La finale nous opposa, Helen et moi. Fustigé par l’ébouillante scène de la table de cuisine dans Le Facteur sonne toujours deux fois, aucune idée ne me vint à l’esprit. Désespéré de sortir de l’ornière, je tentai un coup de poker que je pressentais pourtant voué à l’échec. Mais rien qu’à l’idée d’évoquer le passage culte du film Omar Gatlato de Merzak Allouache, je me délectai d’entrée de jeu. Terrassé de désir et rongé d’un amour clandestin, l’acteur Boualam Bennani, serré dans son costume croisé beige, écoutait la voix d’une inconnue dans un magnétophone emprunté, collé à l’oreille d’une main, le peigne démêlant les cheveux dans l’autre. Bien entendu, je perdis le pari, d’autant plus que personne ne devait avoir vu le film ni savoir où se situait Alger sur la carte ; Alger qui recelait pourtant l’une des meilleures cinémathèques au monde.

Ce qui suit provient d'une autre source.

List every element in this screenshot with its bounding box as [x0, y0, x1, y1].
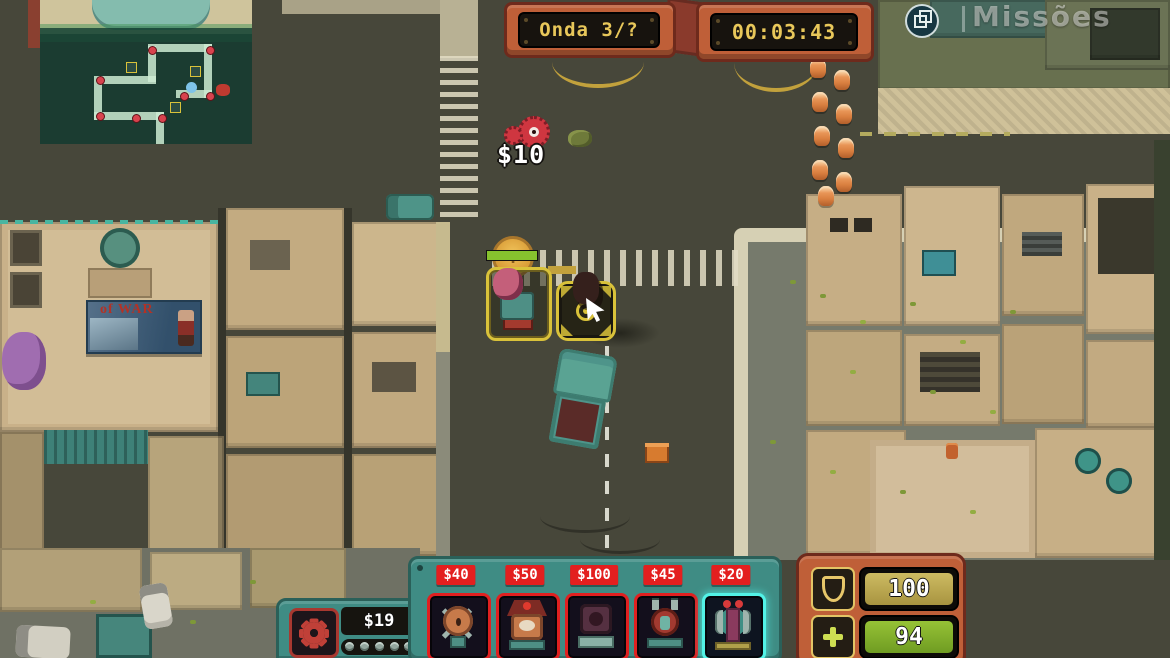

L’intense vacarme de Broadway me contraint à longer Columbus Avenue. Entre la 70e et la 76e, les maisons en grès rouge évoquent les productions mythiques qui ont fait le bonheur des cinéphiles. Vaincu par l’illusion, je me laisse porter par le souvenir des gros plans de Taxi Driver, d’Il était une fois en Amérique, d’Annie Hall. La magie de la ville décide enfin d’opérer. Jamais un simple coin de rue n’aura été aussi inspirant pour esquisser l’ébauche d’un scénario. Pas besoin d’en inventer du reste, il suffit d’avoir une histoire à raconter avec une fin, un rêve en couleurs ininterrompu, une peine jamais retombée, et le tour est joué… Et là, je me prends à rêver à n’en plus décrocher ; mon scénario à moi est bien là, prêt à entrer en éruption depuis quinze ans : le récit d’une errance nocturne à Alger, alors en état de siège, où j’aurais appelé la fille du Rocher noir sans hésiter et convenu d’un rendez-vous. Nous nous serions rencontrés dès le lendemain à la Brasserie des Facultés. Nous nous serions attablés dans un coin avec pour seul compagnon un serveur peu bavard, et nous nous serions régalés à feuilleter les pages de nos souvenirs sur la plage, sous les coups d’entaille d’un Chaabi glutineux, en partageant le dernier tiramisu qui restait du service de midi. Puis j’aurais roulé un pourboire dans le tablier du serveur pour ne pas nous avoir interrompus et nous rappeler l’heure du couvre-feu, nous aurions ensuite bravé l’état de siège comme si de rien n’était, cheminé le long de la rue Benmhidi déserte comme la lune, puis monté dans ce taxi tombé du ciel, dont le chauffeur nous aurait offert la course pour lui avoir rappelé une scène de film comme on en fait plus, passant trois barrages filtrants le sourire aux lèvres, les éléments des forces spéciales retrouvant le sourire que nous aurions arraché à leur réalité morbide pour ouvrir la porte du rêve, l’espace d’une ronde de nuit… Nous aurions triomphé autant de la guerre, que de l’omnipotente loi du hasard, du destin et du mektoub réunis.